Leonardo already produces AESA radars for the Saab Gripen fighter, and the company’s systems are also being fitted to Typhoons for export customers Kuwait and Qatar.
The British plan to equip their 40-strong fleet of Typhoon Tranche 3 jets with the new radar but will decide at a later date whether to take up the option of fitting out the earlier Tranche 2 aircraft with the technology.
The new active electronically scanned-array (AESA) radar is initially planned for retrofit to 40 Tranche 3 Typhoons, with the option remaining for extension into Tranche 2 aircraft. The UK’s commitment to ECRS Mk 2 follows a similar commitment from Germany and Spain to deliver their own national requirements for an AESA radar.

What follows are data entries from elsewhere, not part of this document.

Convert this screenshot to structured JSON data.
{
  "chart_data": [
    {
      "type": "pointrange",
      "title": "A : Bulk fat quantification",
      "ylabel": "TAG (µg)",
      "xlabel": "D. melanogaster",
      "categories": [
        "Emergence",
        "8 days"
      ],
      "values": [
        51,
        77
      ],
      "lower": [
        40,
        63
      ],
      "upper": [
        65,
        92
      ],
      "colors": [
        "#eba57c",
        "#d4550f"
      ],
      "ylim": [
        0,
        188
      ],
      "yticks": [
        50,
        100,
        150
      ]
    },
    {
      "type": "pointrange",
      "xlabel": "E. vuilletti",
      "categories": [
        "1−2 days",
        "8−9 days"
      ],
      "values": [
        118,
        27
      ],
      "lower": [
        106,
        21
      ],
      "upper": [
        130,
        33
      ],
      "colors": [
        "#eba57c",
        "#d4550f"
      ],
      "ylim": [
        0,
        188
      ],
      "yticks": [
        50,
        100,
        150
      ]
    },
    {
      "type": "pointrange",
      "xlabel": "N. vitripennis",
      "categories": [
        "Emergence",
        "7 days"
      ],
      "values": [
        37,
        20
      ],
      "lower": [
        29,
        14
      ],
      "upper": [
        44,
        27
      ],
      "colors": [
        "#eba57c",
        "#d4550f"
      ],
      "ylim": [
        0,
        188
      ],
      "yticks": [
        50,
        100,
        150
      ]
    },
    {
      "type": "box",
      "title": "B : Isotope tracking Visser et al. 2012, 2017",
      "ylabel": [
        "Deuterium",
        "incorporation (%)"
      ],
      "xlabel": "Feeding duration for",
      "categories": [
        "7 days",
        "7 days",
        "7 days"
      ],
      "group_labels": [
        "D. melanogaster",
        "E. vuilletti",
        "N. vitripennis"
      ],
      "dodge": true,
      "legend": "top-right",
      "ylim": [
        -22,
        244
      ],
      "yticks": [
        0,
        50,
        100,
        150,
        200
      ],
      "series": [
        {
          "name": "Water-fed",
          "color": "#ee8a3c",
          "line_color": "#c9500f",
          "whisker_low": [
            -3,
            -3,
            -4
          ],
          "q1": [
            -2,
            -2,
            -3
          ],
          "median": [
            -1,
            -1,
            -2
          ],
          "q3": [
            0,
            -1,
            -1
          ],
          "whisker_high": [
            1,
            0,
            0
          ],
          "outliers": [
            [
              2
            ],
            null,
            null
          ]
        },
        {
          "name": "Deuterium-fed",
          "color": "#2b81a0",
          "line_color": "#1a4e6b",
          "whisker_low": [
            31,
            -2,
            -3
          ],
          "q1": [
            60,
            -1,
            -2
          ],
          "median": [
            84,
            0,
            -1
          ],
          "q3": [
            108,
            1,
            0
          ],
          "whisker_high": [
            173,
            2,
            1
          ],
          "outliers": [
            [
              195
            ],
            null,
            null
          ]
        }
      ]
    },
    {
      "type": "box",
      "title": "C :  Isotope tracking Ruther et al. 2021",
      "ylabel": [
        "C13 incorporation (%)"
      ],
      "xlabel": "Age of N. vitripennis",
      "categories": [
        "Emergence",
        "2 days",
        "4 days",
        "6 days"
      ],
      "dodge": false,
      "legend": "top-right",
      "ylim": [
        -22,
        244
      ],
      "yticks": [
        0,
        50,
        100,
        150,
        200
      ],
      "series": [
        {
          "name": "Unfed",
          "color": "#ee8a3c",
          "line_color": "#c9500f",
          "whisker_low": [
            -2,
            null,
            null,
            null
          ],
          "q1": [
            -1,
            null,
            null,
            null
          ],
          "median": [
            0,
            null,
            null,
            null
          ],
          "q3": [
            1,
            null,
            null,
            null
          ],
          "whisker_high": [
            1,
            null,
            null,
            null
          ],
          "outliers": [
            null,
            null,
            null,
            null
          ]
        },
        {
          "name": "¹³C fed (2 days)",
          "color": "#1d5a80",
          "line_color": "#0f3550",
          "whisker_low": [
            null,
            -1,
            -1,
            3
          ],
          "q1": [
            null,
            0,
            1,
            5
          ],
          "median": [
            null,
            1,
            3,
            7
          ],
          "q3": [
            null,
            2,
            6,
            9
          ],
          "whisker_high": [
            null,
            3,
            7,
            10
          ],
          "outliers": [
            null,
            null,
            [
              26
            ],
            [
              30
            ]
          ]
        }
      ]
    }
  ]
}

Both BAE Systems and Leonardo are already working, as part of a four-nation development programme, alongside Eurofighter consortium partners in Germany, Spain and Italy on a baseline version of the Captor-E AESA radar. However, the two companies say that the ECRS Mk 2 “is a completely new approach designed to meet the operational needs of the RAF and future export customers”.
The key differentiators for the ECRS Mk 2 are a new high-power multi-function array, featuring significantly more transmit/receive elements than similar fighter radars, and a new open-architecture radar ‘back end’. The new array will enable the simultaneous operation of EW and wideband EA functionality alongside traditional air-to-air and air-to-surface radar modes.
The ECRS Mk 2 has been de-risked by the UK’s ‘Bright Adder’ high-power array technology demonstrator programme. Begun in 2010, and pulling through technology from the earlier Advanced Radar Targeting System programme, ‘Bright Adder’ has successfully demonstrated novel ‘jamming through the radar’ functionality.
The announcement of the next step in Britain’s intentions to go their own way with development of the Mk2 system comes just weeks after Typhoon national partners Germany and Spain revealed they were going ahead with the development and manufacture of the Hensoldt-led European Common Radar System Mk1 version.
Spain, Germany and Italy among the four Typhoon partner nations have decided on a replacement for the effective but aging mechanically scanned radar currently in operation with new ESCAN AESA radar.
Britain and Italy both operate the Lockheed Martin F-35 alongside their Typhoons.